Manatt Partner Featured in BNA Real Estate Industry Spotlight

Industry Spotlight: Due Diligence May Not Give Participants in CRE Transactions Enough Comfort
– Bloomberg BNA: Real Estate Law & Industry Report

In a special industry spotlight feature, Bloomberg BNA turned to Manatt's Tom Muller, co-chair of the firm's Real Estate & Land Use Practice, for insight into hidden snares in real estate law and the need for escrow accounts with the limited liability companies that make up the majority of real estate agreements.

Bloomberg BNA reports that in the last year alone, Muller has represented borrowers in more than $1.5 billion in financings, including securitized loans, mezzanine loans, and bank and life company financings. When asked about negotiating for seller representations and warranties, Muller said:

"It's not due diligence. When you sign up to buy a piece of real property, whether it is a house or a downtown office building, there are a lot of things that you [consider]- such as the state of title to the property, the physical condition of the property. You might review the leases, and so on and so forth. But there are some things [for which] you can't very well do diligence because some of the information resources aren't available to you to do it. So, what a normal buyer of commercial property does is to say, 'You need to give me a representation and warranty that states the facts as I think they are-or should be.' Those are reps and warranties. Because we do want to look to the seller to see [that] the seller is authorized to sell the properties, or that this doesn't violate the various Patriot Act statutes that would prohibit me from doing business with them. In the environmental world, there could be some sort of public record of an environmental problem that hasn't been reported and there is no way [the buyer] could know about it.

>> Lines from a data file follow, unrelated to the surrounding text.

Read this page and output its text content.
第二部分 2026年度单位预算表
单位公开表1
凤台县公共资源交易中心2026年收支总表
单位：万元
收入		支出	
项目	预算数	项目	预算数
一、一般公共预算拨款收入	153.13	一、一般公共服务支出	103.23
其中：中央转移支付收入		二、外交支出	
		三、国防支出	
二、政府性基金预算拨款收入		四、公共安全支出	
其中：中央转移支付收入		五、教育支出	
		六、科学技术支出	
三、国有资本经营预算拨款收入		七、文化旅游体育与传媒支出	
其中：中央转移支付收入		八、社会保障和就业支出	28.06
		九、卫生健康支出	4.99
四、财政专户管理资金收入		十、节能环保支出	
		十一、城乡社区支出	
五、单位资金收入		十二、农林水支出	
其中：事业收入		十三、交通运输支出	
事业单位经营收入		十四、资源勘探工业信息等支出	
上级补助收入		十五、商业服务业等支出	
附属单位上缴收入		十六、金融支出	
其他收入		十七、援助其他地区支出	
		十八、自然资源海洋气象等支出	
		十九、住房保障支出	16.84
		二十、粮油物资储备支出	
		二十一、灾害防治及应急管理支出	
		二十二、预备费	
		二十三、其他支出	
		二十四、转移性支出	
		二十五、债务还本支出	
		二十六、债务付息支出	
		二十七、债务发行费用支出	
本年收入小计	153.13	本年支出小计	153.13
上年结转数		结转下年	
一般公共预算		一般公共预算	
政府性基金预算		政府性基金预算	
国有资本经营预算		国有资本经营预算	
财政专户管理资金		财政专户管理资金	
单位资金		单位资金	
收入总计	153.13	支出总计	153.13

So there is a range of things . . . from a handful of reps and warranties that you as a buyer might negotiate for, to maybe a dozen or more. And it depends on the complexity of the property and the buyer's and seller's respective negotiating positions. [There is a] sort of mismatch, in a lot of deals, between the comfort being obtained by the buyer by getting those reps and warranties and the fact that sometimes buyers don't think through from whom are they getting these reps and warranties. If you are getting a portfolio from IBM and IBM is the seller, then you can be pretty comfortable that if, God forbid, you have to call out a claim on reps and warranties . . . then IBM is going to be able to pay you the damages that you suffer as a result."